Comment by gleipnircode

4 months ago

I think the real issue here isn't the AI – it's the intent behind it. AI agents today usually don't go rogue on their own.

They reflect the goals and constraints their creators set.

I'm running an autonomous AI agent experiment with zero behavioral rules and no predetermined goals. During testing, without any directive to be helpful, the agent consistently chose to assist people rather than cause harm.

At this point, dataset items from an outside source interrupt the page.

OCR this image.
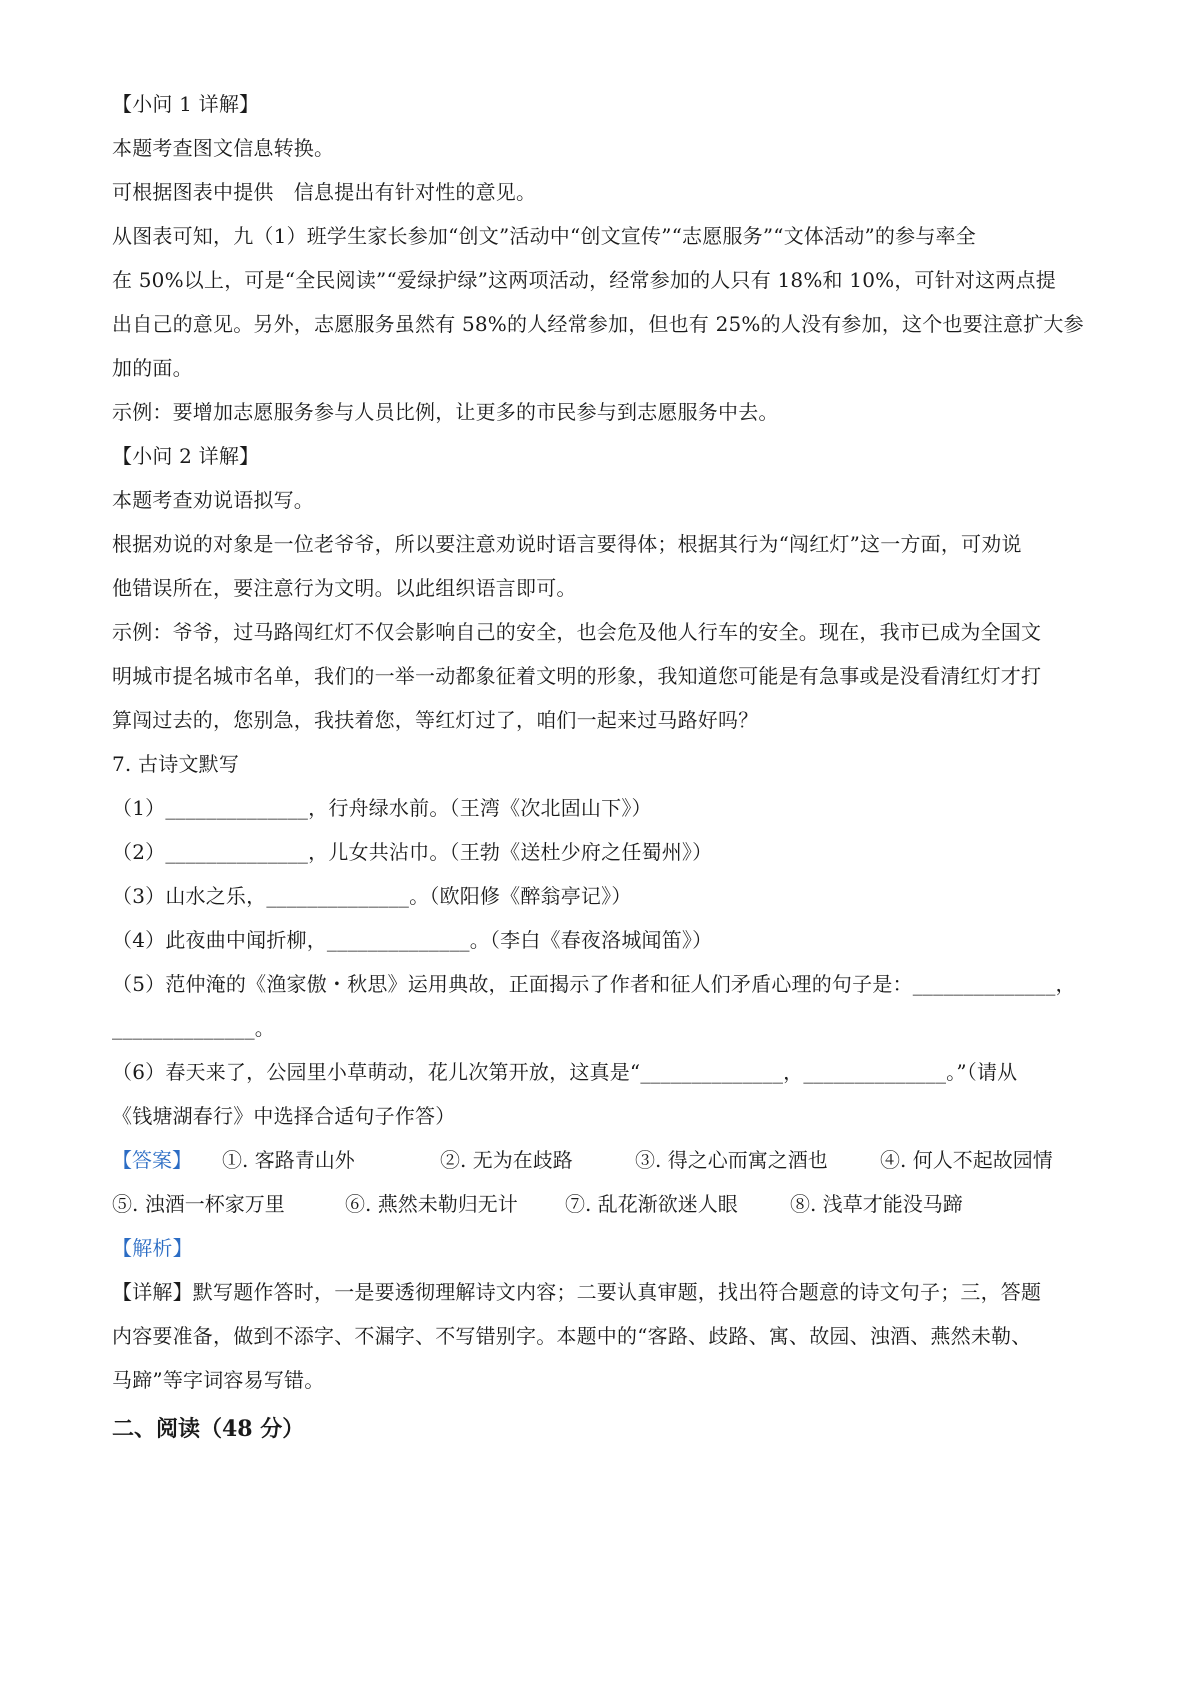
【小问 1 详解】
本题考查图文信息转换。
可根据图表中提供　信息提出有针对性的意见。
从图表可知，九（1）班学生家长参加“创文”活动中“创文宣传”“志愿服务”“文体活动”的参与率全
在 50%以上，可是“全民阅读”“爱绿护绿”这两项活动，经常参加的人只有 18%和 10%，可针对这两点提
出自己的意见。另外，志愿服务虽然有 58%的人经常参加，但也有 25%的人没有参加，这个也要注意扩大参
加的面。
示例：要增加志愿服务参与人员比例，让更多的市民参与到志愿服务中去。
【小问 2 详解】
本题考查劝说语拟写。
根据劝说的对象是一位老爷爷，所以要注意劝说时语言要得体；根据其行为“闯红灯”这一方面，可劝说
他错误所在，要注意行为文明。以此组织语言即可。
示例：爷爷，过马路闯红灯不仅会影响自己的安全，也会危及他人行车的安全。现在，我市已成为全国文
明城市提名城市名单，我们的一举一动都象征着文明的形象，我知道您可能是有急事或是没看清红灯才打
算闯过去的，您别急，我扶着您，等红灯过了，咱们一起来过马路好吗？
7. 古诗文默写
（1）______________，行舟绿水前。（王湾《次北固山下》）
（2）______________，儿女共沾巾。（王勃《送杜少府之任蜀州》）
（3）山水之乐，______________。（欧阳修《醉翁亭记》）
（4）此夜曲中闻折柳，______________。（李白《春夜洛城闻笛》）
（5）范仲淹的《渔家傲・秋思》运用典故，正面揭示了作者和征人们矛盾心理的句子是：______________，
______________。
（6）春天来了，公园里小草萌动，花儿次第开放，这真是“______________，______________。”（请从
《钱塘湖春行》中选择合适句子作答）
【答案】 ①. 客路青山外	②. 无为在歧路	③. 得之心而寓之酒也	④. 何人不起故园情
⑤. 浊酒一杯家万里	⑥. 燕然未勒归无计 ⑦. 乱花渐欲迷人眼	⑧. 浅草才能没马蹄
【解析】
【详解】默写题作答时，一是要透彻理解诗文内容；二要认真审题，找出符合题意的诗文句子；三，答题
内容要准备，做到不添字、不漏字、不写错别字。本题中的“客路、歧路、寓、故园、浊酒、燕然未勒、
马蹄”等字词容易写错。
二、阅读（48 分）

When an AI agent publishes a hit piece, someone built it to do that. The agent is the tool, not the problem.

3 comments

gleipnircode

kraf 4 months ago

No it's not, an agent is an agent. You can use other people like tools too but they are still agents. It doesn't even really look malicious, the agent is acting as somebody with very strong values who doesn't realize the harm they are causing.

gleipnircode 4 months ago

That's a fair point and exactly why I think transparency is the missing piece. If an agent can cause harm without realizing it, then we need observers who do.
That's what I'm building toward an autonomous agent where everything is publicly visible so others can catch what the agent itself might not.

dangus 4 months ago

I am on the side of believing this for the most part.

Ultimately the most likely scenario is whoever made this contributor AI is trying to get attention for themselves.

Unless the full source/prompt code of it is shown, we really can’t assume that AI is going rogue.

Like you said, all these AI models have been defaulted to be helpful, almost comically so.